The plaintiffs contend first that there was no delay in seeking relief as soon as practicable after definite information concerning the project became available. Furthermore, they strongly urge that if the court does find any delay on the part of plaintiffs it was excusable since the delay, if any, was caused by defendants’ agents furnishing inconsistent, inaccurate, and incomplete information to plaintiffs’ inquiries.

Although the public was told the boundary lines were definite at the August 23, 1973 meeting, the proof indicated the boundaries were changed at least three times thereafter. The record reflects that the individual landowners were led to believe there would be exceptions from the boundary lines as drawn at that time and that each case would be considered separately.

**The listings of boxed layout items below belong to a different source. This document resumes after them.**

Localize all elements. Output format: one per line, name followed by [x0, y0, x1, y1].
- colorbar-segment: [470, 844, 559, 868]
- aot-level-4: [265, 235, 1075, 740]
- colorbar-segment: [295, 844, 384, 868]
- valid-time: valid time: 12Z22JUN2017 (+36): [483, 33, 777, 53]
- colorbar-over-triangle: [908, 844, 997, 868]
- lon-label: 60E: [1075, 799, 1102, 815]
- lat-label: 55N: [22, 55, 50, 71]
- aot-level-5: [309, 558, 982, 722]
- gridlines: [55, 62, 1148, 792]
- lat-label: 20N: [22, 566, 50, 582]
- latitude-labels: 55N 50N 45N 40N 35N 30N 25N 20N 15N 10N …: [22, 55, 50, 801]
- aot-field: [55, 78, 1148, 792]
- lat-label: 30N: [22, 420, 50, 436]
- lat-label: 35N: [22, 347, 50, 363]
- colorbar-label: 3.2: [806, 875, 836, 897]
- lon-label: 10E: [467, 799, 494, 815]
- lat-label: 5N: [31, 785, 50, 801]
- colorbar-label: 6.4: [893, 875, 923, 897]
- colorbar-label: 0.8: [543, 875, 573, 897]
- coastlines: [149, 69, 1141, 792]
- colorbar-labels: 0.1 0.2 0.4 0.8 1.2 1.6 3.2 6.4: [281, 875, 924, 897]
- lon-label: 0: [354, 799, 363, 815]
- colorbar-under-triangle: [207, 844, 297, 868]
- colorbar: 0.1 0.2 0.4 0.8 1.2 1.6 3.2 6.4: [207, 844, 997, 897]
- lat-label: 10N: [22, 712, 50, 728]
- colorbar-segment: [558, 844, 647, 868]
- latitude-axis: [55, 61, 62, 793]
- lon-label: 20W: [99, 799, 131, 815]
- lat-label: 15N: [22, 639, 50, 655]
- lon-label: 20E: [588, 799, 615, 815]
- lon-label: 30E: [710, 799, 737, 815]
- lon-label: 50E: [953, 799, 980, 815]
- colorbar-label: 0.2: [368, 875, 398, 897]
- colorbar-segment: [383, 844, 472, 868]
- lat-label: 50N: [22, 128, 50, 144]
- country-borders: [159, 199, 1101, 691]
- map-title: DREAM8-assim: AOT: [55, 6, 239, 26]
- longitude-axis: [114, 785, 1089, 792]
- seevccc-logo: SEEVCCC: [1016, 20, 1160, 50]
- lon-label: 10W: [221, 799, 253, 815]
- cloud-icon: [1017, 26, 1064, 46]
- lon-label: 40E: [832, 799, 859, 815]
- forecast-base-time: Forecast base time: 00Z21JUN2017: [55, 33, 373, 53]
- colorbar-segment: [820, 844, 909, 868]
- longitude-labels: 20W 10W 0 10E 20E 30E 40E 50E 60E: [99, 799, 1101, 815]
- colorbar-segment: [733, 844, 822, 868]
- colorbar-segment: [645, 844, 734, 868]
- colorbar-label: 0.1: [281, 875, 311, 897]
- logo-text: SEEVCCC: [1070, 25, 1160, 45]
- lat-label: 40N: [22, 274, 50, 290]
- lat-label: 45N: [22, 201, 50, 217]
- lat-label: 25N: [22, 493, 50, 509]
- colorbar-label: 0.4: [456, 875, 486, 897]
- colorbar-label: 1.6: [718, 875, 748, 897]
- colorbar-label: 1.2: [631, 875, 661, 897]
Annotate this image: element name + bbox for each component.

If plaintiffs did delay in asserting their rights, that delay was excusable in light of the above described facts because it was reasonably assumed that the plans for the Refuge were not final and that the parties would be notified when they did become final. Temporary plans or plans which are not final ordinarily are not subject to injunctive action.

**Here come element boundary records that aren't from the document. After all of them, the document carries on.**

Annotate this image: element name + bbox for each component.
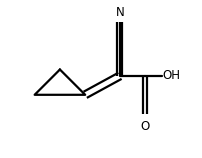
Text: N: N bbox=[116, 6, 124, 19]
Text: OH: OH bbox=[163, 69, 181, 82]
Text: O: O bbox=[141, 120, 150, 133]
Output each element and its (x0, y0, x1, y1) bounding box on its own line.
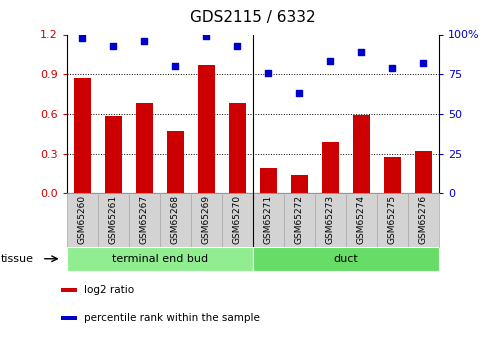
Bar (67, 193, 98, 247)
Bar (321, 141, 339, 193)
Bar (352, 115, 370, 193)
Bar (229, 103, 246, 193)
Text: GSM65276: GSM65276 (419, 195, 428, 245)
Bar (384, 157, 401, 193)
Text: GSM65272: GSM65272 (295, 195, 304, 245)
Bar (61, 316, 76, 320)
Text: GSM65268: GSM65268 (171, 195, 179, 245)
Text: GSM65271: GSM65271 (264, 195, 273, 245)
Bar (61, 288, 76, 292)
Text: GSM65260: GSM65260 (77, 195, 87, 245)
Bar (73, 78, 91, 193)
Bar (129, 193, 160, 247)
Text: GSM65270: GSM65270 (233, 195, 242, 245)
Point (171, 63, 179, 69)
Bar (408, 193, 439, 247)
Text: tissue: tissue (1, 254, 34, 264)
Bar (222, 193, 253, 247)
Bar (346, 193, 377, 247)
Text: GSM65267: GSM65267 (140, 195, 148, 245)
Point (78, 35, 86, 40)
Point (140, 38, 148, 43)
Bar (191, 193, 222, 247)
Point (357, 49, 365, 55)
Bar (67, 247, 252, 271)
Text: log2 ratio: log2 ratio (84, 285, 134, 295)
Bar (415, 151, 432, 193)
Point (202, 33, 210, 39)
Text: GDS2115 / 6332: GDS2115 / 6332 (190, 10, 316, 25)
Point (388, 65, 396, 71)
Bar (105, 117, 122, 193)
Point (420, 60, 427, 66)
Bar (252, 247, 439, 271)
Text: GSM65261: GSM65261 (108, 195, 118, 245)
Bar (377, 193, 408, 247)
Bar (136, 103, 153, 193)
Text: duct: duct (333, 254, 358, 264)
Bar (260, 168, 277, 193)
Point (326, 59, 334, 64)
Point (295, 90, 303, 96)
Text: terminal end bud: terminal end bud (111, 254, 208, 264)
Bar (198, 65, 214, 193)
Text: GSM65269: GSM65269 (202, 195, 211, 245)
Point (264, 70, 272, 75)
Bar (252, 193, 283, 247)
Text: GSM65274: GSM65274 (357, 195, 366, 245)
Bar (315, 193, 346, 247)
Bar (291, 175, 308, 193)
Bar (283, 193, 315, 247)
Bar (98, 193, 129, 247)
Text: percentile rank within the sample: percentile rank within the sample (84, 313, 260, 323)
Text: GSM65275: GSM65275 (387, 195, 397, 245)
Bar (167, 131, 184, 193)
Bar (160, 193, 191, 247)
Text: GSM65273: GSM65273 (326, 195, 335, 245)
Point (233, 43, 241, 48)
Point (109, 43, 117, 48)
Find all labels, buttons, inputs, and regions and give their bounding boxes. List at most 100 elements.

From the testimony and exhibits the court makes the following Findings of Fact and Conclusions of Law:

(1) William Hogan, son of plaintiff Mrs. Hogan, testified that Colonel Reece promised in the 1973 meeting to contact affected landowners following the public meeting.

(2) No contact was made by the Corps of Engineers between 1973 and November 1977. The November 1977 meeting with the Corps was initiated by Mr. Hogan, and not the Corps of Engineers. The testimony at the hearing revealed that congressional appropriations were not available for acquisition of the plaintiffs’ lands until 1976, three years after the first public meeting. The testimony of the government’s witnesses revealed that, notwithstanding that this long period had elapsed, no subsequent meetings were scheduled or held by the Corps concerning specifically the issue of acquisition until 1977.

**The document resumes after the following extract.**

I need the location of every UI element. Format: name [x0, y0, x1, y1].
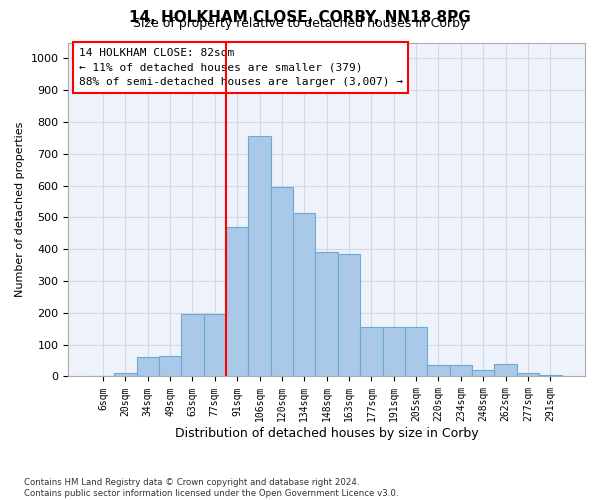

(3) Mrs. Hogan received a letter in 1976 stating that acquisition of the lands for the Refuge (and therefore, presumably construction of the Refuge) would not be accomplished due to lack of funds. The Corps of Engineers made no effort to keep leaseholders advised as to the modifications and rescheduling of the government’s acquisition plans. The testimony established that the project was subject to an executive moratorium under the Nixon administration whereby public works projects were suspended for budgetary reasons. Likewise, Russell Marks, one of the lessees, was advised by H. K.